Gambit w Dramatycznym
Nie królewski, zwyczajny. Po zmianie dyrekcji, po miesiącach przerwy - wreszcie otwarcie sezonu w teatrze, który lata całe uchodził za wspaniale profesjonalny, modelowy. Uchodził słusznie, z pełnym pokryciem.
Zawirowania lat 1980 i 1981 spowodowały, że teatr ze znakomitą ekipą, tradycją i atmosferą znalazł się na rozdrożu. Te lata kryzysowe zażegnano magicznie powołując na dyrektora w 1986 Zbigniewa Zapasiewicza, aktora stąd, Holoubkowego jeszcze.
Zapasiewicz chciał zacząć efektownie: adaptacją drugoobiegowej prozy Konwickiego z lat siedemdziesiątych.
Życie zweryfikowało te projekty. Zaczęto inaczej, niejako z konieczności, czymś co było kolejnym numerem repertuarowym: "Niebezpiecznymi związkami" Christophera Hamptona, sztuką opartą na przesłynnej powieści Choderlosa de Laclos (1741-1803). Jako drugą inauguracyjną pozycję dano "Teatr czasów Nerona i Seneki" Edwarda Radzińskiego, dramaturga radzieckiego współczesnego - o wyraźnym zacięciu filozoficznym. (Pamiętny spektakl "Łunina, czyli Śmierci Kubusia Fatalisty" z tegoż Dramatycznego, z roku 1981).
"Niebezpieczne związki" to powieść znana i uznana za smakowicie erotyczną. W dawnym osiemnastowiecznym stylu, otwartym, libertyńskim lecz eleganckim. Choderlos de Laclos napisał jedną jedyną książkę - tę właśnie. I tą jedną jedyną napisaną w formie listów wszedł do literatury na stałe. Był zawodowym żołnierzem, walczył o niepodległość Ameryki, był urzędnikiem - nadzorcą na małej wyspie w Zatoce Biskajskiej. Tutaj, nadzorując budowę umocnień, napisał swoje "Les Liaisons dangereuseus", którym to utworem wywołał sensację w całej Europie. Laclos związał się w swoim czasie z jakobinami, przyjaźnił się z Dantonem, był współpracownikiem i sekretarzem księcia Orleanu Filipa Egalite, podczas terroru był dwukrotnie więziony, o krok od szafotu jednak uniknął egzekucji.

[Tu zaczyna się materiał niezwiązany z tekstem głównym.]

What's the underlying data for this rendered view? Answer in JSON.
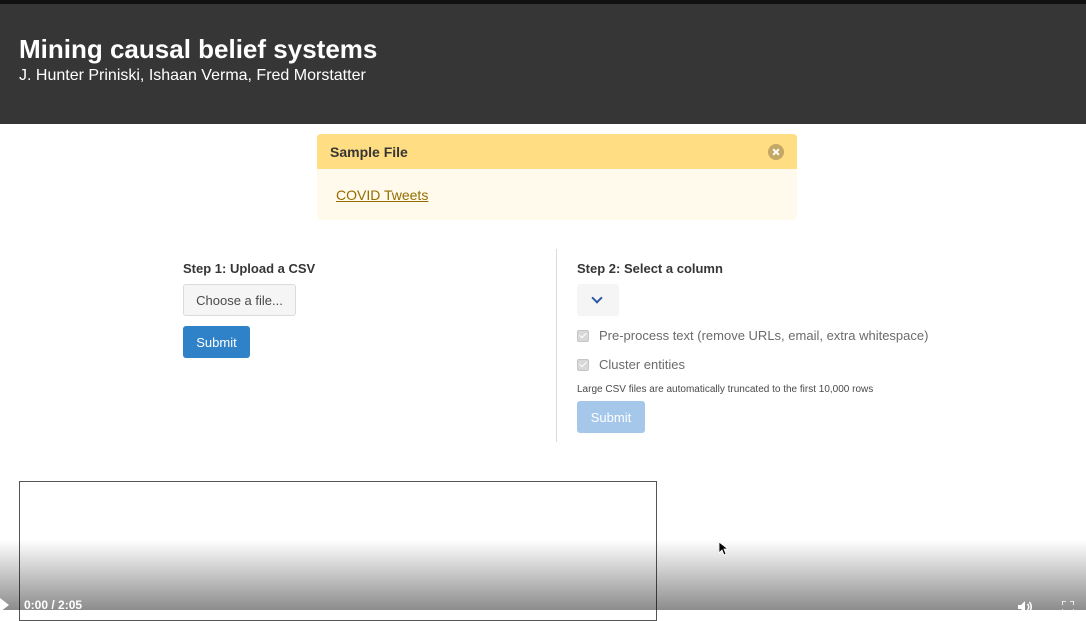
{
  "header": {
    "title": "Mining causal belief systems",
    "authors": "J. Hunter Priniski, Ishaan Verma, Fred Morstatter"
  },
  "sample_message": {
    "title": "Sample File",
    "link_text": "COVID Tweets",
    "close_icon": "close-icon"
  },
  "step1": {
    "label": "Step 1: Upload a CSV",
    "file_button": "Choose a file...",
    "submit": "Submit"
  },
  "step2": {
    "label": "Step 2: Select a column",
    "select_value": "",
    "options": [
      {
        "label": "Pre-process text (remove URLs, email, extra whitespace)",
        "checked": true,
        "disabled": true
      },
      {
        "label": "Cluster entities",
        "checked": true,
        "disabled": true
      }
    ],
    "help": "Large CSV files are automatically truncated to the first 10,000 rows",
    "submit": "Submit",
    "submit_disabled": true
  },
  "video": {
    "time": "0:00 / 2:05",
    "controls": [
      "play-icon",
      "volume-icon",
      "fullscreen-icon"
    ]
  },
  "colors": {
    "hero": "#363636",
    "warning_header": "#ffdd82",
    "warning_body": "#fffaeb",
    "primary": "#3082c8",
    "primary_disabled": "#a5c8ea"
  }
}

"Niebezpieczne związki", rzecz o kobietach i mężczyznach salonowej epoki tuż przedrewolucyjnej (rzecz dzieje się jesienią i zimą roku 178... - któregoś w paryskich salonach i pałacach, tudzież w Lasku Vincennes) pozostały jego dziełem życia, pomnikiem chwały. Także - pomnikiem obyczajowości epoki.
Angielski romanista i germanista Christopher Hampton (rocznik 1946) napisał sztukę, która bazuje na powieści de Laclos wiernie, ma jednak nerw dramatyczny, fantastyczne dialogi, potrzebne napięcia i jest jako żywo sceniczna. (RSC w Londynie wystawił "Niebezpieczne związki w r. 1985. Zostały najlepszą sztuką roku, posypały się na nią nagrody).

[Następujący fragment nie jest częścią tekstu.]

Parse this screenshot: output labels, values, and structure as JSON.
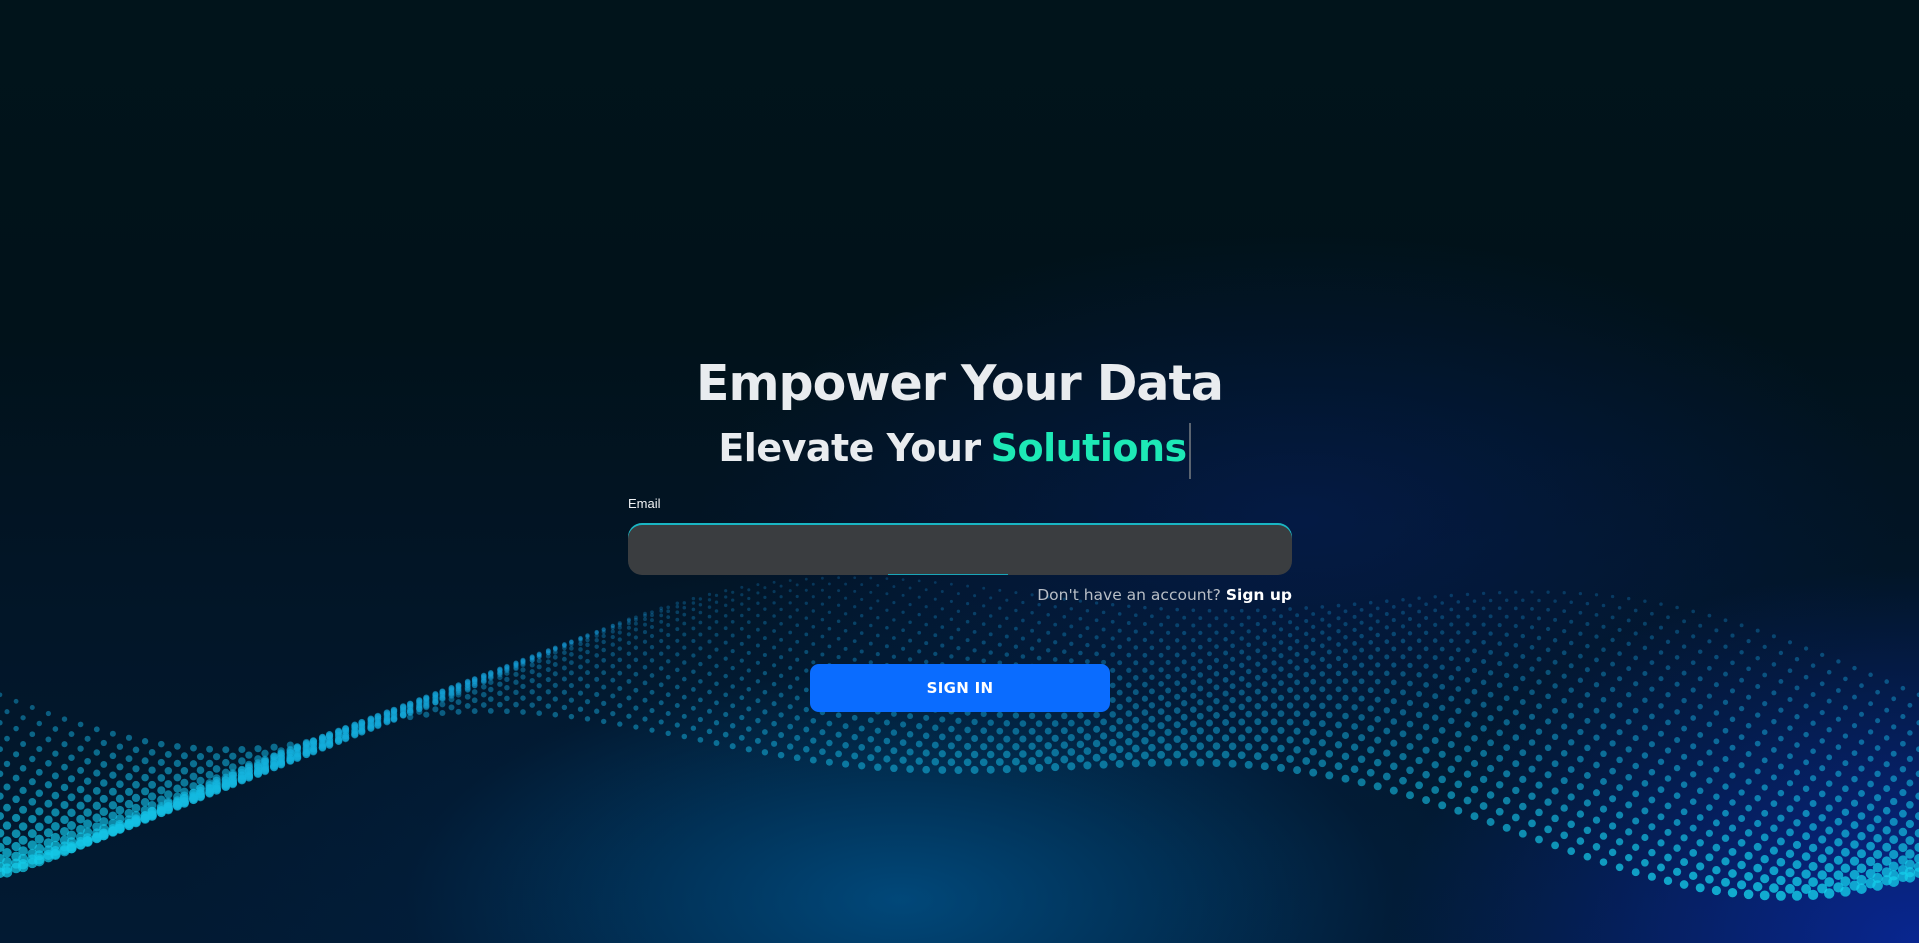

Przedstawienie warszawskie - prapremiera polska - zaprezentowało salonowość nieco ironiczną, choć solenną mimo to.. Było wymyslone nieźle: lustrzane posadzki i lustra ścian, hałas spadającej gilotyny na końcu, biorący w nawias cały świat i jego problemy ( w końcu poszedł przecież do więzienia w Conciergeries i na szafot), słowem, umowność, konwencja, styl ożywiany bardzo wprost, bardzo na oczach widza.
Problemy zaczęły się tam, gdzie "salon" stał się zanadto wymuszony, wypracowany, gdzie zabrakło finezji, lekkości, cudzysłowów, dowcipu i esprit.

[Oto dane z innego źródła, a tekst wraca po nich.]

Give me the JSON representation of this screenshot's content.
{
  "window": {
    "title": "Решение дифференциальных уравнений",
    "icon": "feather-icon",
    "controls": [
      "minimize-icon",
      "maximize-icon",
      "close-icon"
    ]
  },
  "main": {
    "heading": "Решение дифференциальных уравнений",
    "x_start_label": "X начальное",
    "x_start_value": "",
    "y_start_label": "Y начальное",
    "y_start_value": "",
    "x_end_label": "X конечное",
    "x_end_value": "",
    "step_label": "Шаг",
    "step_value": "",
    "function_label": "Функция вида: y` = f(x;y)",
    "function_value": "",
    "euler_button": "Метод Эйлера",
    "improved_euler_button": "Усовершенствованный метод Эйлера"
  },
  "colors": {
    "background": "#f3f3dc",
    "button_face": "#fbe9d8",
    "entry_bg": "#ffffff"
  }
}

Trochę zabrakło. Ta londyńska nowinka, dowcipna i zgrabna wymaga perfekcyjnego dowcipu i wyczucia stylu, w przeciwnym razie po zostanie opowiastką o niczym, teatralnym wypisem z literatury i zamierzchłej obyczajowości. A tu przecież nawet prof. Wisłocka miała kłopoty z uzasadnieniem moralnych czynów rozwiązłych libertynów osiemnastowiecznych. Deprawacja młodej panienki, tuż po pensji klasztornej, to nie betka, choć jest to deprawacja bardzo chętnie widziana przez deprawowaną. A już markiza de Merteuil obmyślająca sposoby zemsty na kochanku (w istocie będące sposobami przywiązania go na stałe, iście po bożemu i po rniesz-czańsku) to typ prawdziwie z epoki, kobiecy, przewrotny, bardzo jednak literacki, powielany w książkowych licznych wcieleniach, istny babski markiz de Sade.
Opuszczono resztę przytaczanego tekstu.